Genetic science is advancing at a staggering pace.  Tommy's first genetic test in 2000 checked six genes, in 2017 the test checked 20,000 genes.    The research to discover these genes and the problems the cause is only possible through funding from grants and donations.  Tommy's SYNGAP disorder is rare.  There are around 500 documented cases in the world (two in Virginia).  

This year, 2/29/2020 is Rare Disease Day and I am asking for your help to fund research to understand SYNGAP and work toward treatments and, in time, a cure.  To do so I have joined "Bridge the Gap - SYNGAP Education & Research Foundation."  This non-profit was started by parents of SYNGAP patients to provide information, answers and most importantly mutual support for families.    

Tommy is a happy and joyful young man.  Every day of his life he faces difficulties that I can not begin to imagine.  Through it all he smiles, laughs and brings our family great joy.  Please consider a donation to this organization in honor of  Rare Disease Day. 

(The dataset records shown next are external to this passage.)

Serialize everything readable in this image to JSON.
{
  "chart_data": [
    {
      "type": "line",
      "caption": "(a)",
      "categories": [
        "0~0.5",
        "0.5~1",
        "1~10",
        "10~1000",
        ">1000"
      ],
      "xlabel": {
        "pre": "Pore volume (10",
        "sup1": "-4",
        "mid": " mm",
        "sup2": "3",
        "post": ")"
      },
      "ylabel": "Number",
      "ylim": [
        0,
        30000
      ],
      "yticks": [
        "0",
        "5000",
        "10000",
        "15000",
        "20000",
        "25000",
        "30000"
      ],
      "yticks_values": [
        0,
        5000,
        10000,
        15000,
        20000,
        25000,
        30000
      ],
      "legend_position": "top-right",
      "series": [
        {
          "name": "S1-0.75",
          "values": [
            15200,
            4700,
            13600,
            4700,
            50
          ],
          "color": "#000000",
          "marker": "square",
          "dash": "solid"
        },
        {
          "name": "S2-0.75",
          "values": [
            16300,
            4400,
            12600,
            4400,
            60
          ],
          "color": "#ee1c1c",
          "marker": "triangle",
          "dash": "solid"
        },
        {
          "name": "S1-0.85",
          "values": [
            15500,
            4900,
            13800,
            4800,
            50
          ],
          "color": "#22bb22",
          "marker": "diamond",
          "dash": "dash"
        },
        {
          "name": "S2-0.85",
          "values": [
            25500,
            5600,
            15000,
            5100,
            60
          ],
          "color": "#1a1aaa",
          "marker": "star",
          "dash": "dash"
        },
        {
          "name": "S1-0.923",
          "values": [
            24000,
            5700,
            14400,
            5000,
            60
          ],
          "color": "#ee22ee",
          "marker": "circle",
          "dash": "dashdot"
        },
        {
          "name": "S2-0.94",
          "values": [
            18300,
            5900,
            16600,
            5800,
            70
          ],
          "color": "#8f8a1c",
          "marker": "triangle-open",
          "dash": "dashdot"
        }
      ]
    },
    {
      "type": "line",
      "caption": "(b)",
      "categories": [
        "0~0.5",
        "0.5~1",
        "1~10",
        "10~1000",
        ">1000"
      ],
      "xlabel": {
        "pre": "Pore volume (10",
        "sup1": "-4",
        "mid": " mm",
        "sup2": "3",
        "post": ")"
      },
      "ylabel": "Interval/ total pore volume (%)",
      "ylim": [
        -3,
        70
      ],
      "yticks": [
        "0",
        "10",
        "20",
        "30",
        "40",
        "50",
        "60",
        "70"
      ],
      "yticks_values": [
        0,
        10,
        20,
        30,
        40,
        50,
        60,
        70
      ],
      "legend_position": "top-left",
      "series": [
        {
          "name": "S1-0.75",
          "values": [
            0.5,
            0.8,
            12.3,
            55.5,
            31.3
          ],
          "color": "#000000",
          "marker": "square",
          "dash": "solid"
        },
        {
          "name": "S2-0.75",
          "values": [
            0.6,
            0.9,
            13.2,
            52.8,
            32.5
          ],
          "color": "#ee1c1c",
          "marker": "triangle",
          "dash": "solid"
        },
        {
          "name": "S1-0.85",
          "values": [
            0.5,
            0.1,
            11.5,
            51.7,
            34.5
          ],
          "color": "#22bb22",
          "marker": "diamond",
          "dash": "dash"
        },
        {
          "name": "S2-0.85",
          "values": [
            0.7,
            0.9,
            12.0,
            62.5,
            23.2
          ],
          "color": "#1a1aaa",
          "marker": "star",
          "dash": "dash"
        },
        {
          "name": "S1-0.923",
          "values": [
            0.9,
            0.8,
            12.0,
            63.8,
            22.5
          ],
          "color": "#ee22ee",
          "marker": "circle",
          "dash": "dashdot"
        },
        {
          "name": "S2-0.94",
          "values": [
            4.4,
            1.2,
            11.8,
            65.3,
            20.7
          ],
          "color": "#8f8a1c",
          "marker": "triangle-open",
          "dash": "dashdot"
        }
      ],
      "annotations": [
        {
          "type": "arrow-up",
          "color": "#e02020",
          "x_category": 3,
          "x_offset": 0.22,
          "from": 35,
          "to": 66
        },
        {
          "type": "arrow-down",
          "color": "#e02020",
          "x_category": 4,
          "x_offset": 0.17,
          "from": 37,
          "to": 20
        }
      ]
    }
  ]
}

More information about Bridge the Gap - SYNGAP Education & Research Foundation: Our mission is to serve, educate and fund research for families coping with the effects of Synagp mutations. Our international outreach for Syngap children gathers critical information needed to drive research towards more immediate therapeutic solutions. Our goal is to improve the quality of life for people affected by Synagp, provide family support, accelerate research and raising awareness. For every family and every child with SYNGAP provides information that can guides us to a cure.